Desde que se presentan en el lugar de los hechos, saben que todo huele a podrido, y que deberán marchar contra corriente, abriéndose paso entre una maraña de trampas. Un camino que conduce al desengaño, y de allí al cinismo, como el zurdo Mendieta, el héroe, o antihéroe, de las novelas de Elmer Mendoza, cuyo teatro de operaciones es nada menos que el Estado de Sinaloa, donde los carteles del narcotráfico son los que definen las fronteras de la ética.

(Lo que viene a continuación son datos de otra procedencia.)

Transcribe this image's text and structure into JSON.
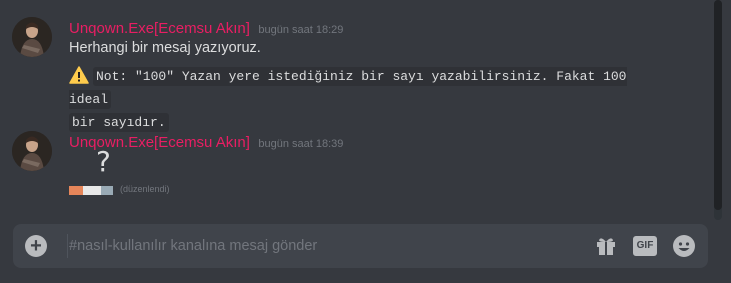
{
  "messages": [
    {
      "username": "Unqown.Exe[Ecemsu Akın]",
      "timestamp": "bugün saat 18:29",
      "text": "Herhangi bir mesaj yazıyoruz.",
      "note_line1": "Not: \"100\" Yazan yere istediğiniz bir sayı yazabilirsiniz. Fakat 100 ideal",
      "note_line2": "bir sayıdır."
    },
    {
      "username": "Unqown.Exe[Ecemsu Akın]",
      "timestamp": "bugün saat 18:39",
      "glyph": "?",
      "edited_label": "(düzenlendi)"
    }
  ],
  "composer": {
    "placeholder": "#nasıl-kullanılır kanalına mesaj gönder",
    "add_label": "+",
    "gif_label": "GIF"
  },
  "colors": {
    "background": "#36393f",
    "username": "#e91e63",
    "composer": "#40444b"
  }
}
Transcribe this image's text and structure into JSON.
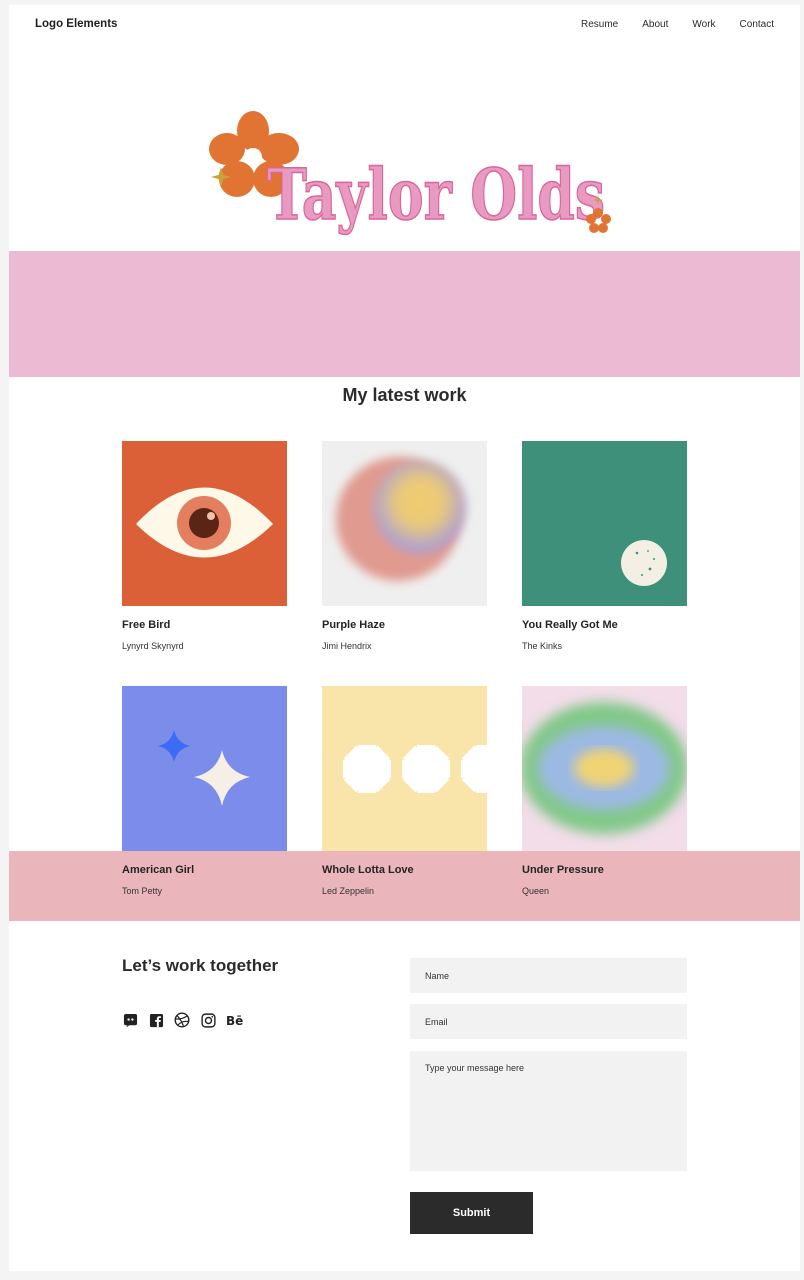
{
  "header": {
    "logo_text": "Logo Elements",
    "nav": [
      "Resume",
      "About",
      "Work",
      "Contact"
    ]
  },
  "hero": {
    "wordmark": "Taylor Olds",
    "colors": {
      "wordmark": "#e89ac0",
      "flower": "#e27433",
      "band": "#ecbbd3"
    }
  },
  "work": {
    "title": "My latest work",
    "items": [
      {
        "title": "Free Bird",
        "artist": "Lynyrd Skynyrd"
      },
      {
        "title": "Purple Haze",
        "artist": "Jimi Hendrix"
      },
      {
        "title": "You Really Got Me",
        "artist": "The Kinks"
      },
      {
        "title": "American Girl",
        "artist": "Tom Petty"
      },
      {
        "title": "Whole Lotta Love",
        "artist": "Led Zeppelin"
      },
      {
        "title": "Under Pressure",
        "artist": "Queen"
      }
    ]
  },
  "contact": {
    "title": "Let’s work together",
    "socials": [
      "discord-icon",
      "facebook-icon",
      "dribbble-icon",
      "instagram-icon",
      "behance-icon"
    ],
    "name_placeholder": "Name",
    "email_placeholder": "Email",
    "message_placeholder": "Type your message here",
    "submit_label": "Submit"
  }
}
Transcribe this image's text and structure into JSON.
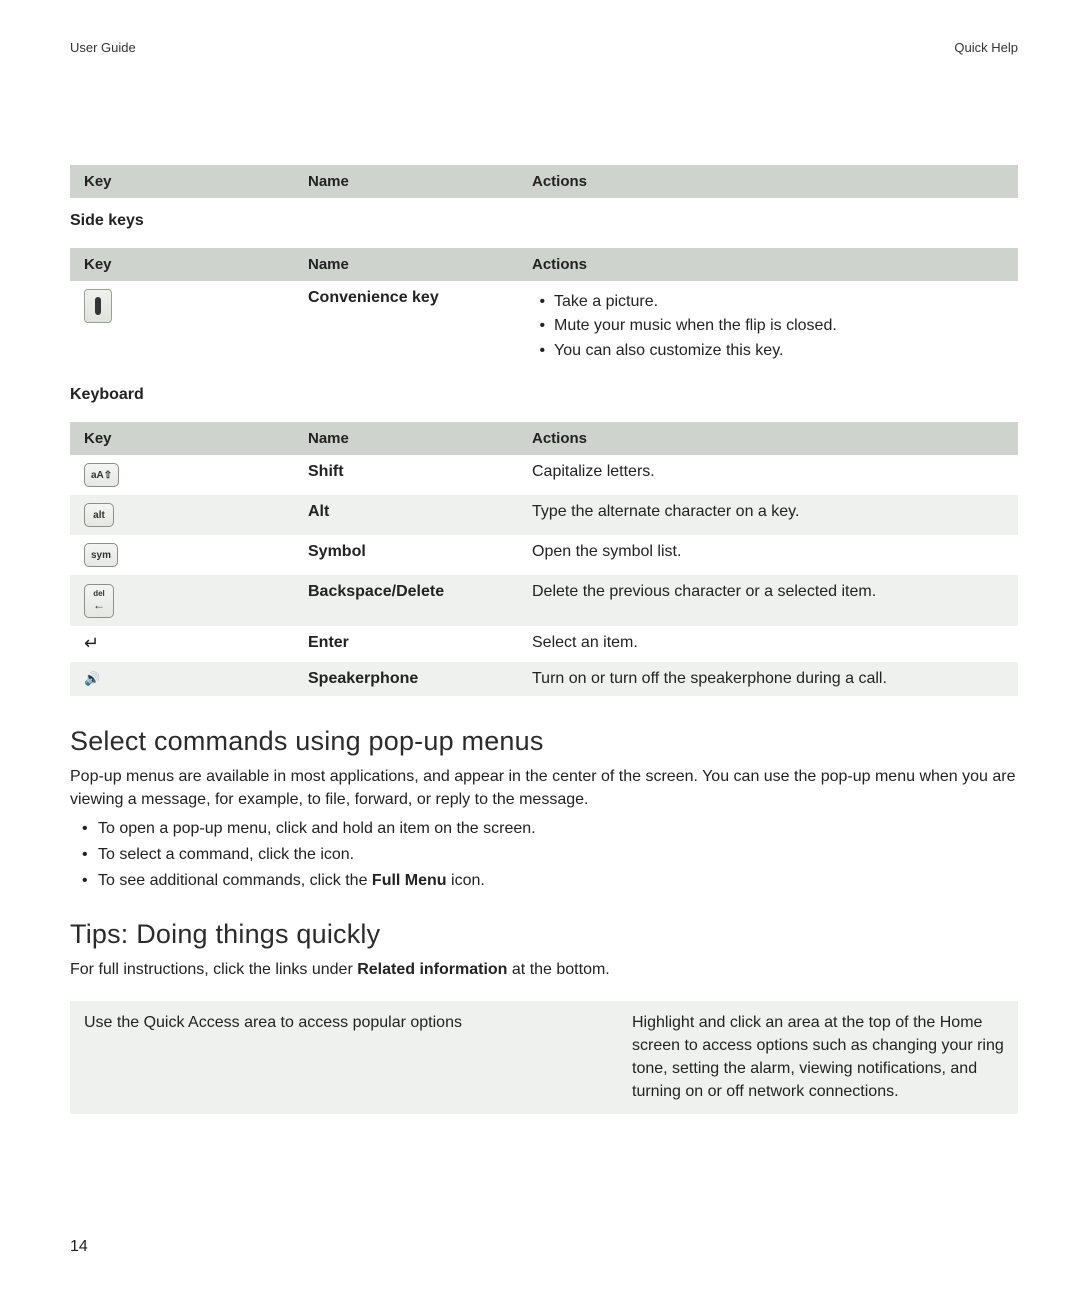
{
  "header": {
    "left": "User Guide",
    "right": "Quick Help"
  },
  "table_cols": {
    "key": "Key",
    "name": "Name",
    "actions": "Actions"
  },
  "sections": {
    "side_keys": "Side keys",
    "keyboard": "Keyboard"
  },
  "side_keys_rows": [
    {
      "icon": "convenience-key-icon",
      "name": "Convenience key",
      "actions": [
        "Take a picture.",
        "Mute your music when the flip is closed.",
        "You can also customize this key."
      ]
    }
  ],
  "keyboard_rows": [
    {
      "icon": "shift-keycap",
      "cap": "aA⇧",
      "name": "Shift",
      "action": "Capitalize letters."
    },
    {
      "icon": "alt-keycap",
      "cap": "alt",
      "name": "Alt",
      "action": "Type the alternate character on a key."
    },
    {
      "icon": "sym-keycap",
      "cap": "sym",
      "name": "Symbol",
      "action": "Open the symbol list."
    },
    {
      "icon": "del-keycap",
      "cap": "del",
      "name": "Backspace/Delete",
      "action": "Delete the previous character or a selected item."
    },
    {
      "icon": "enter-keycap",
      "cap": "↵",
      "name": "Enter",
      "action": "Select an item."
    },
    {
      "icon": "speaker-keycap",
      "cap": "🔊",
      "name": "Speakerphone",
      "action": "Turn on or turn off the speakerphone during a call."
    }
  ],
  "popup": {
    "heading": "Select commands using pop-up menus",
    "para": "Pop-up menus are available in most applications, and appear in the center of the screen. You can use the pop-up menu when you are viewing a message, for example, to file, forward, or reply to the message.",
    "bullets": [
      "To open a pop-up menu, click and hold an item on the screen.",
      "To select a command, click the icon."
    ],
    "bullet3_pre": "To see additional commands, click the ",
    "bullet3_bold": "Full Menu",
    "bullet3_post": " icon."
  },
  "tips": {
    "heading": "Tips: Doing things quickly",
    "intro_pre": "For full instructions, click the links under ",
    "intro_bold": "Related information",
    "intro_post": " at the bottom.",
    "rows": [
      {
        "left": "Use the Quick Access area to access popular options",
        "right": "Highlight and click an area at the top of the Home screen to access options such as changing your ring tone, setting the alarm, viewing notifications, and turning on or off network connections."
      }
    ]
  },
  "page_number": "14"
}
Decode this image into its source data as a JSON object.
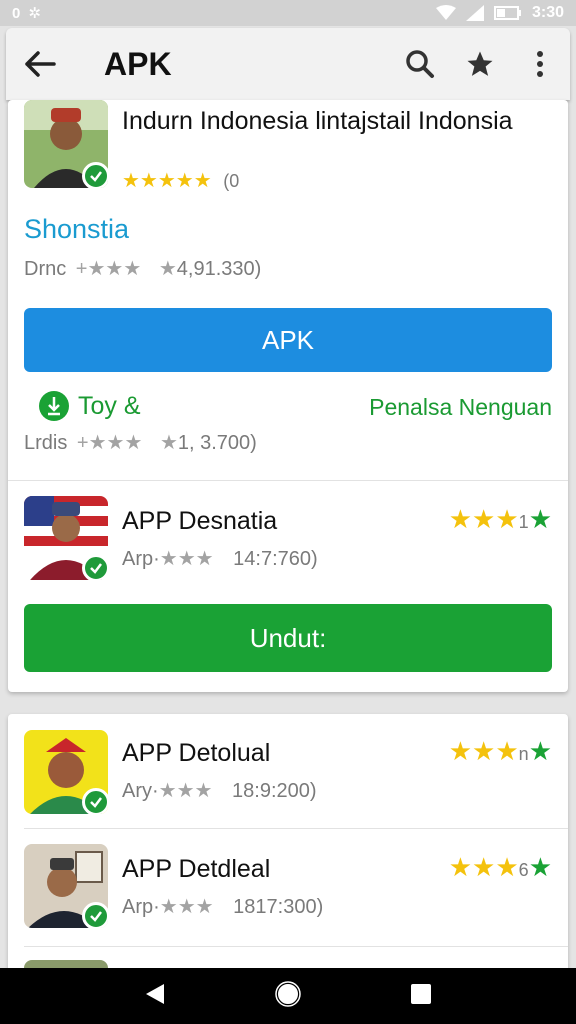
{
  "status_bar": {
    "left_text": "0",
    "time": "3:30"
  },
  "toolbar": {
    "title": "APK"
  },
  "featured": {
    "name": "Indurn Indonesia lintajstail Indonsia",
    "rating_stars": "★★★★★",
    "rating_count": "(0",
    "section_title": "Shonstia",
    "meta1_label": "Drnc",
    "meta1_value": "4,91.330)",
    "apk_button": "APK",
    "toy_label": "Toy &",
    "right_label": "Penalsa Nenguan",
    "meta2_label": "Lrdis",
    "meta2_value": "1, 3.700)"
  },
  "apps": [
    {
      "name": "APP Desnatia",
      "meta_label": "Arp·",
      "meta_value": "14:7:760)",
      "rating_suffix": "1",
      "button": "Undut:"
    },
    {
      "name": "APP Detolual",
      "meta_label": "Ary·",
      "meta_value": "18:9:200)",
      "rating_suffix": "n"
    },
    {
      "name": "APP Detdleal",
      "meta_label": "Arp·",
      "meta_value": "1817:300)",
      "rating_suffix": "6"
    }
  ],
  "icons": [
    "back-arrow-icon",
    "search-icon",
    "star-icon",
    "more-vert-icon",
    "verified-check-icon",
    "nav-back-icon",
    "nav-home-icon",
    "nav-recents-icon"
  ],
  "colors": {
    "accent_blue": "#1d8de0",
    "accent_green": "#1aa235",
    "star_yellow": "#f4c20d",
    "teal_text": "#1a9bd0"
  }
}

Entonces el género sirve, como en ninguna otra literatura, para retratar las sociedades en que vivimos, como una nueva manera de realismo literario, más eficaz que cualquier otro. O una especie de naturalismo del siglo veintiuno, lo negro, lo sucio, lo descarnado. Destapar el albañal. La novela policiaca se convierte así en un vehículo para contarnos cómo son los países en que vivimos, o para recordárnoslo.
La novela negra se convierte en el espejo de la corrupción transnacional, como la alentada desde Brasil por Odebrecht, por ejemplo; el tráfico de drogas, un negocio también trasnacional, la conversión a ojos vista de no pocos estados de derecho en estados fallidos, o en narcoestados. El pillaje descarado con los bienes públicos, el enriquecimiento ilícito, el dinero fácil, el fracaso de la ley y el arrinconamiento de la justicia al desván de los trastos inservibles. La impunidad.
Cada sociedad tiene la literatura que se merece, o la que necesita. En este sentido, no pareciera sino que la novela negra está destinada a reinar en América Latina.